Bu kez, Kaş'ın yerleşikleri girişimin başındaydı, amaç ticaret değil, halka hizmet ve müziğin tanıtımıydı. Kaş Turizm ve Tanıtma Derneği Başkanı Dr. Munise Ozan ve arkadaşları ile iki yıldır Kaş'ta müzik öğretmenliği yapan çellist Zümrüt Kaçar işin başını çekti. Katılımcı sanatçıların seçimini festivalin sanat yönetmenliğini yapan tanınmış orkestra şeflerimizden Prof. Burak Tüzün üstlendi.
Antalya Büyükşehir Belediye Başkanı Muhittin Böcek, Kaş Belediye Başkanı Mutlu Ulutaş ve Kaş Kaymakamı Ulaş Akhan desteklerini verince, festival hayal olmaktan çıktı. Kaş esnafından bazı aynî katkılar geldi. Sanatçıları konuk etmeyi de, yılın büyük bölümünü Kaş'ta geçiren ve bir konukevleri bulunan Beyhan-Eino Tubin çifti üstlendi. Festival de, zaten Eston besteci Eduard Tubin'in anısına adanmıştı.

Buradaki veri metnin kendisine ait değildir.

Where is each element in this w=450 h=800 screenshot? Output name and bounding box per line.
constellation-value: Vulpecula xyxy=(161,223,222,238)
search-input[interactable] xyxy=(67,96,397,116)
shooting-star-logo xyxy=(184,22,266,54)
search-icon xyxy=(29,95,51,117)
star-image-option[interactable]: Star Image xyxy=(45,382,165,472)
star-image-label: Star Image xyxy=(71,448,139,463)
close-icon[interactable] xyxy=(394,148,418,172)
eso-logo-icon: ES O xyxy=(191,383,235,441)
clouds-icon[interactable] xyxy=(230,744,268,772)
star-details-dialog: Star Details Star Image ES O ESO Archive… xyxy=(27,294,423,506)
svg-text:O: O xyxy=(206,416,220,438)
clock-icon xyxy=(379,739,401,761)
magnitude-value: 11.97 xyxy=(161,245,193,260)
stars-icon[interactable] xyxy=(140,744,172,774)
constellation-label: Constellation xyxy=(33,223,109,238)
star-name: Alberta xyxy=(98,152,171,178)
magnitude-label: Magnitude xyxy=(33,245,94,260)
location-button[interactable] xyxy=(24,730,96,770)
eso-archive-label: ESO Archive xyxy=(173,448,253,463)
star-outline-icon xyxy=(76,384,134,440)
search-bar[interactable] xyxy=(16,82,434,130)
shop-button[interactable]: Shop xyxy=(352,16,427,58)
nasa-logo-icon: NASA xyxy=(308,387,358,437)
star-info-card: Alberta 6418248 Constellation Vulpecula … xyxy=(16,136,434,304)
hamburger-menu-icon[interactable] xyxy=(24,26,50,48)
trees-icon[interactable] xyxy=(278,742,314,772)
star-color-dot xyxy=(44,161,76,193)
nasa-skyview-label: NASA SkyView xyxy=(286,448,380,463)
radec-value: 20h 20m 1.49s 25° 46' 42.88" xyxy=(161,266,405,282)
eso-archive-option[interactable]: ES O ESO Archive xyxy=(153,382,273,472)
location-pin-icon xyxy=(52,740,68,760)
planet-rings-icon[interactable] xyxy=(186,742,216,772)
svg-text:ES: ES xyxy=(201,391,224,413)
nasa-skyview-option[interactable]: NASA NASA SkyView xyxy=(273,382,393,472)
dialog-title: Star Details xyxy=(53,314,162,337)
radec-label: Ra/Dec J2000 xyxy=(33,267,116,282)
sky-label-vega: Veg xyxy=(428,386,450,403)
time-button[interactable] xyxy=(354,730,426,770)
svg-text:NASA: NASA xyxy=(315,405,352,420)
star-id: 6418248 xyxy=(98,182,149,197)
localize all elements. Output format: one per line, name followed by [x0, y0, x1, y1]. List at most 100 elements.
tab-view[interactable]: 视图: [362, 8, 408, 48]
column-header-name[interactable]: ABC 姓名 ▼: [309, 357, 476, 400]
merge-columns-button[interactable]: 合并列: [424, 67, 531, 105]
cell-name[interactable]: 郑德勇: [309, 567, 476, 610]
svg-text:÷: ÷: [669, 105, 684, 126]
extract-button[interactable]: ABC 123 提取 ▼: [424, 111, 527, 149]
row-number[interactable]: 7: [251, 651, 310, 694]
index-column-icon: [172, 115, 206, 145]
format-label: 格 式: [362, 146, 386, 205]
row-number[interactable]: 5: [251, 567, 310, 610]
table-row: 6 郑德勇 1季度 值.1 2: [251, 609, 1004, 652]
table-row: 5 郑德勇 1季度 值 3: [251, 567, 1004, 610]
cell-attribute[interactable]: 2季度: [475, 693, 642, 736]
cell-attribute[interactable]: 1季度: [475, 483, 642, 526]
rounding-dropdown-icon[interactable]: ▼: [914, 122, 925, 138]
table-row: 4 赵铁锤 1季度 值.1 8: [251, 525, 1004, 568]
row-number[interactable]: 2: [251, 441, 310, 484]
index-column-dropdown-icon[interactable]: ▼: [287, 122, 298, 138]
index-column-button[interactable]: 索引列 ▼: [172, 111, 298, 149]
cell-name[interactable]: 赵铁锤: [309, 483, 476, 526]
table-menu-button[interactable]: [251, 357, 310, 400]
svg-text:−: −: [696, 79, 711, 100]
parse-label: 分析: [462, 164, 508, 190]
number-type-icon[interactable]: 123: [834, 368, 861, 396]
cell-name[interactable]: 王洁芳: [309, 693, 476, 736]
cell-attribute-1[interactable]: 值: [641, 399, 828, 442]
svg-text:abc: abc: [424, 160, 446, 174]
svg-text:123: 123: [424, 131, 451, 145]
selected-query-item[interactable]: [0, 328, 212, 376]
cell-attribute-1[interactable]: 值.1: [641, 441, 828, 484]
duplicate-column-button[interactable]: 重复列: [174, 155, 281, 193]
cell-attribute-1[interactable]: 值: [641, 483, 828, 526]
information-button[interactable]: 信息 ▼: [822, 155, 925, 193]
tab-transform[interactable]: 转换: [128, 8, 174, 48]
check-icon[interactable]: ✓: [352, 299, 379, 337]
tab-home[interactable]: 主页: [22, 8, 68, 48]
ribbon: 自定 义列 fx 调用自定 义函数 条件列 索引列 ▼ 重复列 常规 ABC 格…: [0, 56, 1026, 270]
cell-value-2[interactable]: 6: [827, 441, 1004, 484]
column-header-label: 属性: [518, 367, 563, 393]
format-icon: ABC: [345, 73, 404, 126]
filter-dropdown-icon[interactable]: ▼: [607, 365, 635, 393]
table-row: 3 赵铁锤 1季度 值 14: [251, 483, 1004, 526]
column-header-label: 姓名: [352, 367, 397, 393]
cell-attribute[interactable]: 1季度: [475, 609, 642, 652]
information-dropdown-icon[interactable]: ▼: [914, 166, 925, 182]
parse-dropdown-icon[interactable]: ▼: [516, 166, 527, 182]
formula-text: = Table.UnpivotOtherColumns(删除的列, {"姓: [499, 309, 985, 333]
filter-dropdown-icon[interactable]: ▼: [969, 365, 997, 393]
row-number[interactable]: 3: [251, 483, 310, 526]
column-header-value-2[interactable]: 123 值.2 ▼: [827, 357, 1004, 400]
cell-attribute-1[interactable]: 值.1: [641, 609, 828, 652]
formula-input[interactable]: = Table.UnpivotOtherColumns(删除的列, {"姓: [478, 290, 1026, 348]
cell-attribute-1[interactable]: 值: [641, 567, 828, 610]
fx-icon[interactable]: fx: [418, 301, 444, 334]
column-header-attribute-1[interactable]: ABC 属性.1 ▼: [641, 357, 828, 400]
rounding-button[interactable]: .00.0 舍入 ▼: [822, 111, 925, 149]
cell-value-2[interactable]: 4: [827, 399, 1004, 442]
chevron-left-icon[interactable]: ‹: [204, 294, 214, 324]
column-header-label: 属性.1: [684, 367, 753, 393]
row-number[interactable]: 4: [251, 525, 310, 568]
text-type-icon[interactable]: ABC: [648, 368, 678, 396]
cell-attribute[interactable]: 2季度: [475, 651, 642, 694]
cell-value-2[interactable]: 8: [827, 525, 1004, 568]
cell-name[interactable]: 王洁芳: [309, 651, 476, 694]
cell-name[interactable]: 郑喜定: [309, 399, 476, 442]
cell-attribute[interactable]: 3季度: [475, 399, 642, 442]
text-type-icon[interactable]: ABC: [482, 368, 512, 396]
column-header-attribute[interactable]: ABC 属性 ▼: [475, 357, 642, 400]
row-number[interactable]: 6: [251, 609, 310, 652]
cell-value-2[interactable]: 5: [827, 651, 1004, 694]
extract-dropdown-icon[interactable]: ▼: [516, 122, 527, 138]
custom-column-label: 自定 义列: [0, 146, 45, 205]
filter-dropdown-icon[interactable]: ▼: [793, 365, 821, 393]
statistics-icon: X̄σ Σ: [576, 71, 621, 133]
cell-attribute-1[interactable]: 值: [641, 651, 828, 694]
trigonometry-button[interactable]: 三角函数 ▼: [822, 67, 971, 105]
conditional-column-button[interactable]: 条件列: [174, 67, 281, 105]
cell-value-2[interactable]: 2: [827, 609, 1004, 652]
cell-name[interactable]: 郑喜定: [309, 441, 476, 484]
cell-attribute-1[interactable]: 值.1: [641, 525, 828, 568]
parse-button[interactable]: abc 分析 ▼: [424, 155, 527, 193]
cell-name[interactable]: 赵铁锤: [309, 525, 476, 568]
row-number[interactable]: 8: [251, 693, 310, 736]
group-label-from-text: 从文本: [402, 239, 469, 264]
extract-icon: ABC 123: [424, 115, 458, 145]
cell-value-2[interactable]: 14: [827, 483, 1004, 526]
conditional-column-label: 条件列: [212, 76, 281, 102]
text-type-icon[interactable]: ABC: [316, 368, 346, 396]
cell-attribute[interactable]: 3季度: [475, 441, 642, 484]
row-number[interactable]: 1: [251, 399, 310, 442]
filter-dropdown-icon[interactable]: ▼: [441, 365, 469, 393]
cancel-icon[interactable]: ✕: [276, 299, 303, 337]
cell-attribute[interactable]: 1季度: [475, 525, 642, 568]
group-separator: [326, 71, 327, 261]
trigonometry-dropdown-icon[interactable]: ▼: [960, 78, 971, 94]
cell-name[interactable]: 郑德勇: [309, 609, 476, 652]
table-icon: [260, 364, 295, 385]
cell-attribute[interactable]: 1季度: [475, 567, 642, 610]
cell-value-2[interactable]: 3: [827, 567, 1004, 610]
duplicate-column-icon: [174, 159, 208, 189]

Açılışta sunumu Zümrüt Kaçar yaptı ve bir dernek mensubu tarafından İngilizce'ye çevrildi. Dinleyicinin en az yarısını Kaş'ta yerleşik ya da ziyaretci İngilizler oluşturuyordu. Açılışta iki farklı program vardı. Önce, Halit Turgay'ın kurduğu, kendisinin flüt, Lililan Tonella Tüzün'ün piyano ve Münif Akalın'ın çello ile yeraldığı Apollon Trio sahnedeydi. Halit Turgay'ın dört yıl üniversite konservatuvarında çalıştığı dönemde bestelediği Mersin esinli parçalar seslendirildi.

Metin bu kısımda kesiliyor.